The disruption and uncertainty permeating Australia’s economy as a result of the COVID-19 pandemic will mark the local housing market for some time to come. Demand in the market is always a challenge to predict and even more so given the rapid change in the factors that traditionally influence the market in recent months.
During the early stages of the pandemic, economic recovery was widely predicted to be shaped either as a U or, by a few optimists, a V. Given we now have a better understanding of the virus’ behaviour and impact, the recovery is likely to be shaped more as a sawtooth, a period of bumpiness followed by a gentle uptick.
These bumps aren’t expected to be enough to derail the gradual upward trajectory but will present challenges in particular geographies or sectors of the economy. In Australia, we’ve seen the pandemic result in a firm close on international borders, significant domestic border restrictions and wide-spread social distancing policies. Currently, the Victorian capital city of Melbourne is experiencing a significant second outbreak that has resulted in a full lockdown and curfews.
From a housing perspective, the impact of this economic shock is being felt most in the rental market. Rents in Australia’s major capital cities are among the highest in the world compared to average salaries, however if we take Sydney as an example, rents have already fallen back to 2013 levels.

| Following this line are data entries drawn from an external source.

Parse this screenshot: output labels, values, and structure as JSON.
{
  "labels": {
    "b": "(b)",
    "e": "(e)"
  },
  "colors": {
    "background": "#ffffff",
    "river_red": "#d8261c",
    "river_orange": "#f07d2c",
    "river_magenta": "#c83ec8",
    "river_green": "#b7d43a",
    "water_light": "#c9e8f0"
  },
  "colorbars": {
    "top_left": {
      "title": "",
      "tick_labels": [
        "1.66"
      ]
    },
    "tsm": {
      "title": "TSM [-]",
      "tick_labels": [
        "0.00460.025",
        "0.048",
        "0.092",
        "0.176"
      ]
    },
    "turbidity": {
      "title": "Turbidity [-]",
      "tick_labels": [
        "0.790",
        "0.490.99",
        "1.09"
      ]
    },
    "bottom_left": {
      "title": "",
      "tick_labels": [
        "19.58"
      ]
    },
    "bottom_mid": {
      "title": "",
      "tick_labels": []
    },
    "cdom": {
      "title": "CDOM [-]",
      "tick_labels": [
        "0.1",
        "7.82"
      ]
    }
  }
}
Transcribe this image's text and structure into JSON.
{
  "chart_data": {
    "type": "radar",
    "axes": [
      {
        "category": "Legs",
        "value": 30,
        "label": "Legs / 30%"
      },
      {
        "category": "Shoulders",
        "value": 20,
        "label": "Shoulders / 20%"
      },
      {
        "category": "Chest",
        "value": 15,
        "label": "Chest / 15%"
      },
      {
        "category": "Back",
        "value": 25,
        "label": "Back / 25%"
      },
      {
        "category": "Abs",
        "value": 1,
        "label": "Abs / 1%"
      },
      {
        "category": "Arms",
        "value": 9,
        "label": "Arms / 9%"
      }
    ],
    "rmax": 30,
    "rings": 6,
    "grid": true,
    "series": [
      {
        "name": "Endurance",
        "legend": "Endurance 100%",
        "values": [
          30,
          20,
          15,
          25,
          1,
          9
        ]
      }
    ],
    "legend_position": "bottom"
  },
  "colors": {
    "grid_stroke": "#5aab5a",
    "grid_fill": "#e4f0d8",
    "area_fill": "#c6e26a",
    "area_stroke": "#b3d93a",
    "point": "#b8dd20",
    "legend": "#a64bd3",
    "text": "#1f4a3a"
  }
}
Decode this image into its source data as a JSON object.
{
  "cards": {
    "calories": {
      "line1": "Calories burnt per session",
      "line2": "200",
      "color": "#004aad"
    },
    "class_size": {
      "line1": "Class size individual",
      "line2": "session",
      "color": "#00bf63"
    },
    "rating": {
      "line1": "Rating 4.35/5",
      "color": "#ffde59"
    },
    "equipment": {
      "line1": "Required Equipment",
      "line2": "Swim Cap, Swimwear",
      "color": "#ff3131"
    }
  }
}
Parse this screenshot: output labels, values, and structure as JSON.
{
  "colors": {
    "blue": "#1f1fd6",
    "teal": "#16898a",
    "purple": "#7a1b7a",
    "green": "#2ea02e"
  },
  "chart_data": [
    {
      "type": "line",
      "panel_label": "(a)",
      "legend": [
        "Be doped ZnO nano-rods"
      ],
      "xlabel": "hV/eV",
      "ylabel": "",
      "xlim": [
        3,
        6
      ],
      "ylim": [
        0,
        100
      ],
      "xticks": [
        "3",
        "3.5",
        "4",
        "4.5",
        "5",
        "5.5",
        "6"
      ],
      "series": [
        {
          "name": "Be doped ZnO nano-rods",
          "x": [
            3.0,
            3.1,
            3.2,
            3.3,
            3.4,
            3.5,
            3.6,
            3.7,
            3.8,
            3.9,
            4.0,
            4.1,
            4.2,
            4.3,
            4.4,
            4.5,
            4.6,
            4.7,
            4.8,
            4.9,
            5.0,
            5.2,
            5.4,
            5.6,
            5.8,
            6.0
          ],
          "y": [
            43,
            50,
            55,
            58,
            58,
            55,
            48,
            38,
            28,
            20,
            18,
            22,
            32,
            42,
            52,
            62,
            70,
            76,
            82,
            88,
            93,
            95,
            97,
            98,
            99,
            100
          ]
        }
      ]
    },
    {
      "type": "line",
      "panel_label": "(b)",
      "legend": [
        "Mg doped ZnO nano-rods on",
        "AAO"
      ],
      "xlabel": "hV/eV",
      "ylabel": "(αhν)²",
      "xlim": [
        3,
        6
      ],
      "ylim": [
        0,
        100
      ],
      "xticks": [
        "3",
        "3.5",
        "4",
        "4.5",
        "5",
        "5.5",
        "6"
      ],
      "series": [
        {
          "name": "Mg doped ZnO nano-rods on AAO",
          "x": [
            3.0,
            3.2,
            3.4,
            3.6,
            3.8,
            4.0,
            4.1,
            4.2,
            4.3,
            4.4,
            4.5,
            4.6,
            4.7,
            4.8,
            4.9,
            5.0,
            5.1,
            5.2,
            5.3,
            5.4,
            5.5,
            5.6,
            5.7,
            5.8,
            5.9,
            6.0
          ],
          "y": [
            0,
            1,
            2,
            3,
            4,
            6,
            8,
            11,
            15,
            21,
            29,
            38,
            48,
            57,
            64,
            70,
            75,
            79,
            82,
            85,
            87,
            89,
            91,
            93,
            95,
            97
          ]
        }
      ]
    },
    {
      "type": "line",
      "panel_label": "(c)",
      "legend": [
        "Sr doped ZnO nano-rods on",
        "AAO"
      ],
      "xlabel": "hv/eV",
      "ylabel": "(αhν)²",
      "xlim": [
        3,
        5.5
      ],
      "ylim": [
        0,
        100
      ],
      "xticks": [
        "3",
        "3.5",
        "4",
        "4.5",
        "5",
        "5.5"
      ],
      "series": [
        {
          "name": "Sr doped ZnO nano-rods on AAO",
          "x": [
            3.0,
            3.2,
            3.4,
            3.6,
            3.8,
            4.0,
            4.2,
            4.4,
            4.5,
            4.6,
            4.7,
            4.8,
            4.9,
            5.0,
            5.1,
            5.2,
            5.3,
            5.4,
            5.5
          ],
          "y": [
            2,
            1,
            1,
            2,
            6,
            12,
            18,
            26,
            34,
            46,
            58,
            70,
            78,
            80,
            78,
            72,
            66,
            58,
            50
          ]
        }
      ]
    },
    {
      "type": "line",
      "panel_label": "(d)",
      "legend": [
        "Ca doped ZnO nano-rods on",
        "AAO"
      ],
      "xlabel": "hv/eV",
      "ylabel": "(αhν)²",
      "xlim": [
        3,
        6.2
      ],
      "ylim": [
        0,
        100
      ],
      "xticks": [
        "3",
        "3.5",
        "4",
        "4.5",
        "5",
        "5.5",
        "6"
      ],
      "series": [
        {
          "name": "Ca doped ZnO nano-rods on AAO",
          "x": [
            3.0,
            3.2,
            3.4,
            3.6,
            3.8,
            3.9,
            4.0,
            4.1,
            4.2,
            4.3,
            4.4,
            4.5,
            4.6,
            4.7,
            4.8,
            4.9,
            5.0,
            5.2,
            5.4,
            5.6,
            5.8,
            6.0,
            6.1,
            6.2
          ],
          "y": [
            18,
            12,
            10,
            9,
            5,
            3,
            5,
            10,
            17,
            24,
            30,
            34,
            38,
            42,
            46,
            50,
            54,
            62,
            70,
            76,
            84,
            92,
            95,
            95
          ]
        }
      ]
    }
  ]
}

Not only are advertised rents falling, but the stock of rent paid – as measured by the Consumer Price Index – fell by 1.3 per cent in the June quarter, the largest fall since the series started in 1972. In part this reflects rent deferrals, which according to The Reserve Bank of Australia have been successfully negotiated by around 5 per cent of tenants since the end of March. More broadly, lower demand from foreign students and immigrants, a weakening labour market alongside an increase in supply as short-term holiday rentals pivoted to longer term rent have impacted.